Também é difícil escolher uma palavra para definir a atuação da atriz Rooney Mara. Brilhante deve ser a melhor. Toda caracterização da personagem é natural e em nenhum momento sentimos que aquilo não faz parte daquele corpo frágil. As tatuagens, os piercings, o jeito de andar e de olhar ao seu redor. E é interessante como Lisbeth e Mikael demoram pra se encontrar e quando isso acontece, parece que eles se conhecem há muito mais tempo.

A fotografia é recheada de cores neutras, muitas vezes o branco da neve intensa é predominante e Lisbeth, sempre de preto, se mistura no meio apesar de sua aparência singular. Um dos momentos que mais gosto quando penso na fotografia do filme são os olhos azuis de Daniel Craig, que com frequência tornam-se a única fonte de cor numa cena. Ironicamente os lugares que parecem mais aconchegantes e seguros, são os mais frios.

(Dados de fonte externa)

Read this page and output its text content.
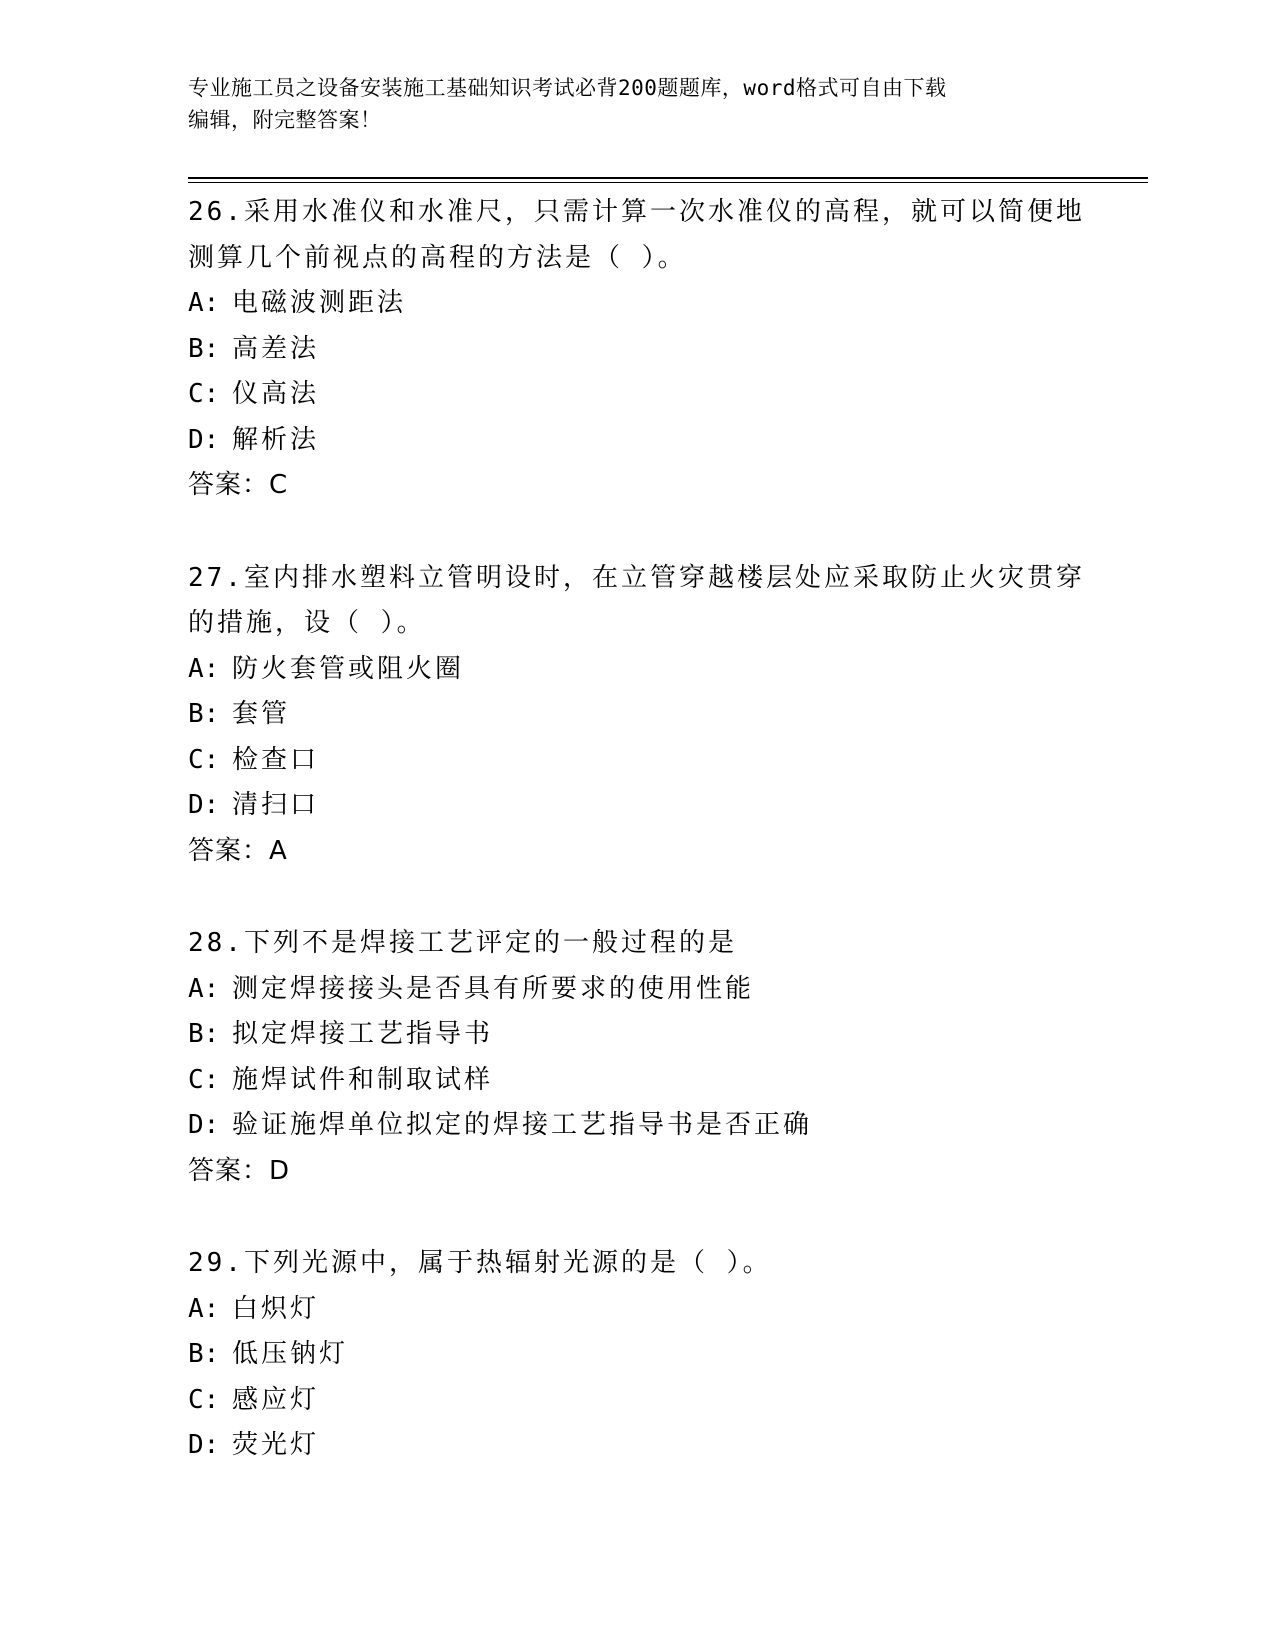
专业施工员之设备安装施工基础知识考试必背200题题库，word格式可自由下载
编辑，附完整答案！
26.采用水准仪和水准尺，只需计算一次水准仪的高程，就可以简便地测算几个前视点的高程的方法是（ ）。
A: 电磁波测距法
B: 高差法
C: 仪高法
D: 解析法
答案：C
27.室内排水塑料立管明设时，在立管穿越楼层处应采取防止火灾贯穿的措施，设（ ）。
A: 防火套管或阻火圈
B: 套管
C: 检查口
D: 清扫口
答案：A
28.下列不是焊接工艺评定的一般过程的是
A: 测定焊接接头是否具有所要求的使用性能
B: 拟定焊接工艺指导书
C: 施焊试件和制取试样
D: 验证施焊单位拟定的焊接工艺指导书是否正确
答案：D
29.下列光源中，属于热辐射光源的是（ ）。
A: 白炽灯
B: 低压钠灯
C: 感应灯
D: 荧光灯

O suspense, o mistério a ser desvendado pela dupla de investigadores ocasionais (ele é jornalista, ela sabe obter informações) te consome desde o início e quando finalmente é desvendado você precisa cuidar pra não piscar ou vai perder. Lembra bastante o roteiro rápido que jamais perde o ritmo de A Rede Social.

Acho que todos os filmes dele tem uma frase, aquela frase que gruda no cérebro por dias – ou pra sempre. Em Os Homens que Não Amavam as Mulheres, por todo parágrafo que ela faz parte e por ser uma ótima reflexão, esta é minha escolhida:

The fear of offending is stronger than the fear of pain.